Women, however, are much more at risk than men of being assaulted by people they know. Family killings are the only category of homicides where women outnumber men as victims, and when a woman is murdered in her home, her partner or a male relative is most likely to be the perpetrator. The World Health Organization reports that “one of the most important risk factors for women – in terms of their vulnerability to sexual assault – is being married or cohabiting with a partner.” Refusing sex is one of the most frequent reasons cited by women as a cause of violence.

 Studies in the U.S. have found that having a gun in the house increases the risk of murder of someone who lives there by 41%, but the risk for women nearly triples - an increase of 272% (Photo Credit: Jonathan Wiggs/The Boston Globe via Getty Images)
Studies in the U.S. have found that having a gun in the house increases the risk of murder of someone who lives there by 41%, but the risk for women nearly triples – an increase of 272% (Photo Credit: Jonathan Wiggs/The Boston Globe via Getty Images).

Far from keeping women safe in their homes, studies in the U.S. have found that having a gun in the house increases the risk of murder of someone who lives there by 41%, but the risk for women nearly triples (an increase of 272%). Between 2001 and 2012, 6,410 women in the U.S. were killed by an intimate partner with a gun – more than the number of U.S. troops killed in the wars in Iraq and Afghanistan combined.

Episodes of domestic violence are far more likely to become lethal when a gun is involved. With access to a gun, a woman’s chances of being killed by her husband or partner increase five-fold. Women who live in homes where a law enforcement officer, security guard or a member of the military is authorized to take a weapon home are at heightened risk of violence. When men come home from armed conflict traumatized and angry, bringing their weapons with them, they often use them to threaten or harm the women who live with them.

Gun violence sometimes goes hand in hand with gang violence, and a failure to respect women’s rights. The result is a higher level of gender-based violence against women. The presence of guns increases the risk that women and girls will be targeted for violent attacks, including sexual assault. In areas where there is gang violence, women do not feel safe to go about their lives outside their homes.

State legislatures have passed a patchwork of laws intended to keep guns out of the hands of individuals with a high risk of using them in acts of violence. However, these laws, the definitions of the circumstances they cover, and enforcement are inconsistent across the country. Women in the United States are 11 times more likely to be killed with a gun than women in other high-income countries around the world. More than five women in the United States are murdered every day with firearms. This is unacceptable, and the success of other developed countries with protecting their citizens demonstrates that such high levels of gun violence need not be tolerated.

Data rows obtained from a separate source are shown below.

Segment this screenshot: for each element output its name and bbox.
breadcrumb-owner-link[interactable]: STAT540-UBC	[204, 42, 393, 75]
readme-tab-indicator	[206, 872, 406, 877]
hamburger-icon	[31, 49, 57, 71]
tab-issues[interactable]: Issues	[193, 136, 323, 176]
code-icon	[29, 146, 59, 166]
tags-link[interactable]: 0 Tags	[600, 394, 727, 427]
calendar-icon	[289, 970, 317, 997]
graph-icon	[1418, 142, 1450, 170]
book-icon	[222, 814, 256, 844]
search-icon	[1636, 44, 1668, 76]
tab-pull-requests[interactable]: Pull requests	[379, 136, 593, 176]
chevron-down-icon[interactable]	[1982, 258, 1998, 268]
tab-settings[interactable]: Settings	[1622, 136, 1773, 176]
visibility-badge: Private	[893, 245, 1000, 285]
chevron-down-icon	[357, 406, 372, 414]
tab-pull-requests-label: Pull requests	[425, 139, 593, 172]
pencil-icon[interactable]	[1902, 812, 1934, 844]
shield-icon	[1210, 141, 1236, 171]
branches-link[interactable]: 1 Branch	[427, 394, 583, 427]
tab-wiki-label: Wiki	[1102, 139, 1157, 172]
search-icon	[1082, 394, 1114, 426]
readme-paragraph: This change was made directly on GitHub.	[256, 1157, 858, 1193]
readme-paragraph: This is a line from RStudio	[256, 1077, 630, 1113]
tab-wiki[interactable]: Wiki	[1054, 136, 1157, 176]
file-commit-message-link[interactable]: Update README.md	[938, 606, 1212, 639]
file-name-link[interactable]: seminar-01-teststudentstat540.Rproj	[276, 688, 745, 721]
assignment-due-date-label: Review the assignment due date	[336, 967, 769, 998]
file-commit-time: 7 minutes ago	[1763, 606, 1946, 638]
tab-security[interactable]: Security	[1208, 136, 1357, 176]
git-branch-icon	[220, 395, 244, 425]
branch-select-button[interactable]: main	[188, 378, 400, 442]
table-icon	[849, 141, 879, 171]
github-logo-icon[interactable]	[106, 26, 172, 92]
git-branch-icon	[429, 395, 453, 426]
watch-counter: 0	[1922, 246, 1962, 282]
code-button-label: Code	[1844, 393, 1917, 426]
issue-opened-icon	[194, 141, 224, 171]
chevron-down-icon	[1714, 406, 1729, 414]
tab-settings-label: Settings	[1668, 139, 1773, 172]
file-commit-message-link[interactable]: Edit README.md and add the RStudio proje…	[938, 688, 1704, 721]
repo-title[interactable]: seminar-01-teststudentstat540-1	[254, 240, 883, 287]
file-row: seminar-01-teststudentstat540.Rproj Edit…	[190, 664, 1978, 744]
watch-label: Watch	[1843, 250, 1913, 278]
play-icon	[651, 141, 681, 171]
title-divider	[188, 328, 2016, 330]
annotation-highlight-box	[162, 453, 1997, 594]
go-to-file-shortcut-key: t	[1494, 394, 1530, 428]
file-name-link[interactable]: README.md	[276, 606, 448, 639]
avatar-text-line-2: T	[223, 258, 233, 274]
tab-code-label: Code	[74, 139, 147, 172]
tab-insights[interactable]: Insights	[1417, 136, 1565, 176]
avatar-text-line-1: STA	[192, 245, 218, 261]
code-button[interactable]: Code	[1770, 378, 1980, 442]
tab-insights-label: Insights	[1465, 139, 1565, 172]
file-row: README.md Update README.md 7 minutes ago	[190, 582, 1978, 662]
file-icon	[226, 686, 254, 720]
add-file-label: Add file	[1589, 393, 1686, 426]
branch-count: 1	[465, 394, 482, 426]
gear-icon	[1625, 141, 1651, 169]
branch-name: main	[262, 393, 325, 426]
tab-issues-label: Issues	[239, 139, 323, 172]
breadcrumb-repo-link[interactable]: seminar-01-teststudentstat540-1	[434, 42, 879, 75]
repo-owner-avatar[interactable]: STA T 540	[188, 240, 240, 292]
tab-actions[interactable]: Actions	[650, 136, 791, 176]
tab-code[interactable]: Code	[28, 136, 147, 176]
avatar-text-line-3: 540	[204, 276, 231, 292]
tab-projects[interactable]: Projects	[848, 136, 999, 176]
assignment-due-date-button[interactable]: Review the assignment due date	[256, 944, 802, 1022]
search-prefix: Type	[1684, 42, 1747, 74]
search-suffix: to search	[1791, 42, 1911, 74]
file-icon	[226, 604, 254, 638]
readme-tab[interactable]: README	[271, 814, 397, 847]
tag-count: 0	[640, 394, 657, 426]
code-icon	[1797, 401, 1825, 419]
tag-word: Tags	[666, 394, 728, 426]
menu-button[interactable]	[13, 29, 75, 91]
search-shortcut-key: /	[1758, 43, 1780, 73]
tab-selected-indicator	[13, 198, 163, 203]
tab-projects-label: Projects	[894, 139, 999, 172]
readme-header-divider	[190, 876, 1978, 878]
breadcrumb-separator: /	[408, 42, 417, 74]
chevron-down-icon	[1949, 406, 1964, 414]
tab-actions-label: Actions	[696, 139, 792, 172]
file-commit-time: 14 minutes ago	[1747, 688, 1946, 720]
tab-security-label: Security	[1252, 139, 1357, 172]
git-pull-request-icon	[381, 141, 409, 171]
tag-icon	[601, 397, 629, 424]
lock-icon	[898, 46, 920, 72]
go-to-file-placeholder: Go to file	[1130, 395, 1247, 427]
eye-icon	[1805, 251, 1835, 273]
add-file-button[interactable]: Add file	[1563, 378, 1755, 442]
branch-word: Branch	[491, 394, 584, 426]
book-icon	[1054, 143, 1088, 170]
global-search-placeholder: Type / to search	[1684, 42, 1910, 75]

Amnesty International regards gun violence against women as a violation of their human rights. The United Nations Universal Declaration of Human Rights states in Article 3 that “Everyone has the right to life, liberty and security of person.” Women cannot freely exercise these rights when their lives and safety are under threat of gun violence.

Under international law, all countries have an obligation to exercise “due diligence” to protect women from gender-based violence, including armed violence. The enactment of the Violence Against Women Act was an important milestone toward protecting women in the United States from violence in their homes and communities. Now Congress must support additional measures to carry out its due diligence responsibility to prevent gun violence and protect the rights of all people to fully enjoy their human rights.